What’s the difference between the standard and dev queues–when would you use each?
How many core-hours would it cost to run a single job with 4 cores for 45 minutes?
Run the command allocations. Which allocation(s) you have permissions to use when submitting jobs, and how many service-hours does it have?
You view the contents a file and notice the first line is #!/usr/bin/env python. What is this kind of line called, and what does it tell you about the file? What does this tell the shell about the file?
How does editing files in atom using sftp compare to editing files using vim or nano? Which do you prefer and why?
You check your job progress using sacct and see that one of your job’s status is FAILED. Where would you first look to diagnose the problem?
Examine the below lines, from the map_reads.slurm file. Until now you haven’t seen && or || used before. What do these symbols accomplish and why might it be useful?

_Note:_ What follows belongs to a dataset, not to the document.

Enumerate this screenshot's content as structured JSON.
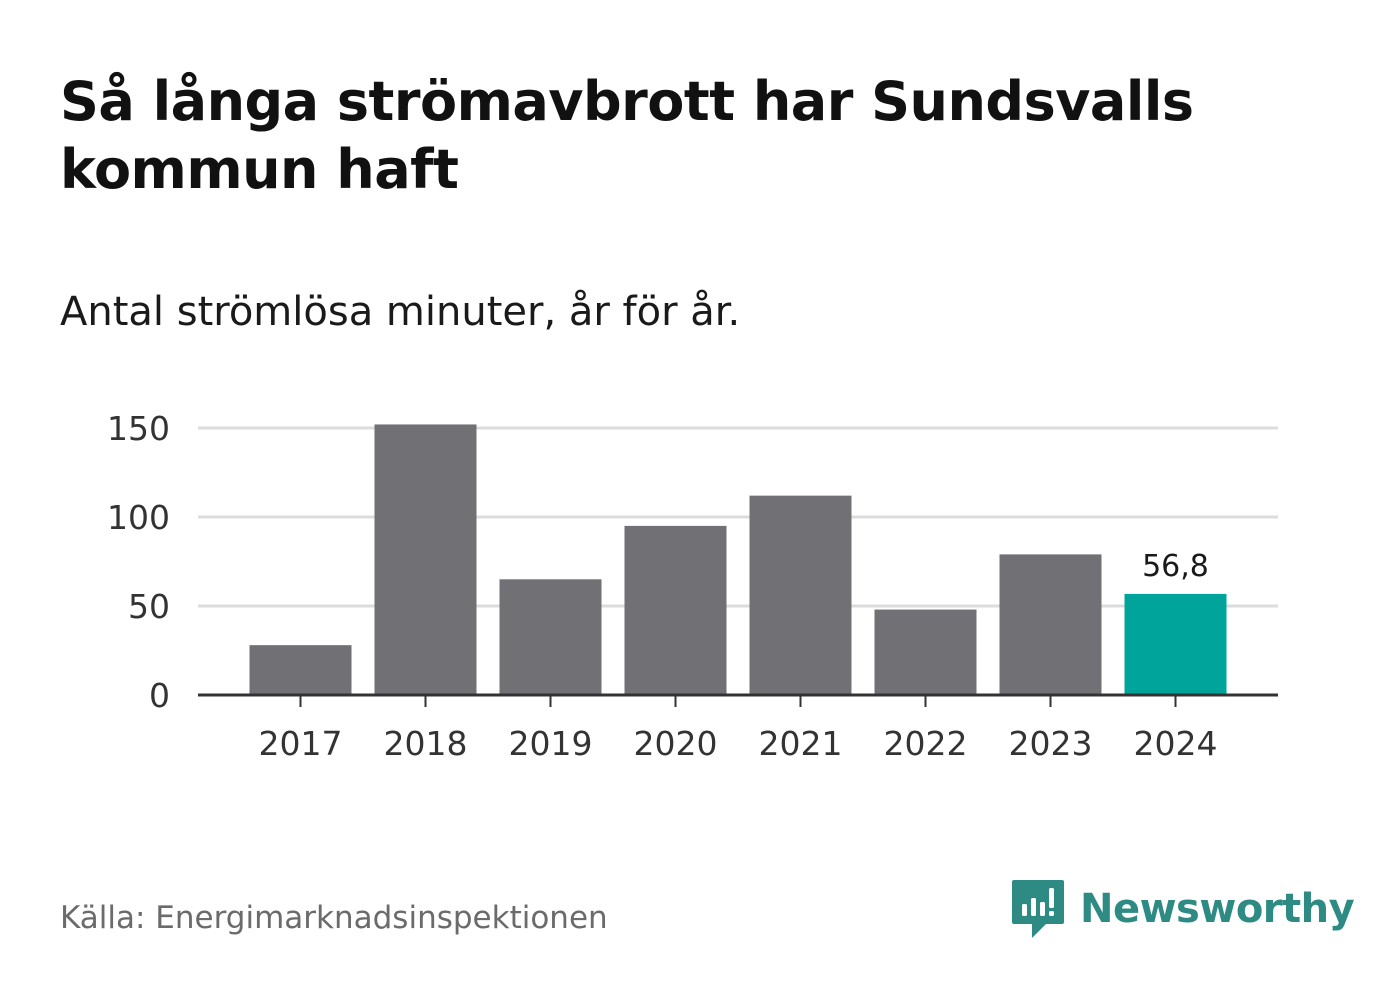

mkdir -p /scratch/$USER/BIOL4585/08_using_HPC_clusters/${subfolder} && cd /scratch/$USER/BIOL4585/08_using_HPC_clusters/${subfolder}
cp ../MT_reference.FASTA . || { echo "could not copy MT_reference.fasta to working directory"; exit 1; }

Homework

Complete the Week 08 questions on the Tests & Quizzes tab of Collab.

The early submission deadline is Friday Night at 11:59 PM. Final submission deadline is the start of class next week.

Feedback will be available Saturday by no later than noon. Any questions that were wrong can be submitted to me via email for up to half credit back on incorrect answers, if submitted prior to the start of next class.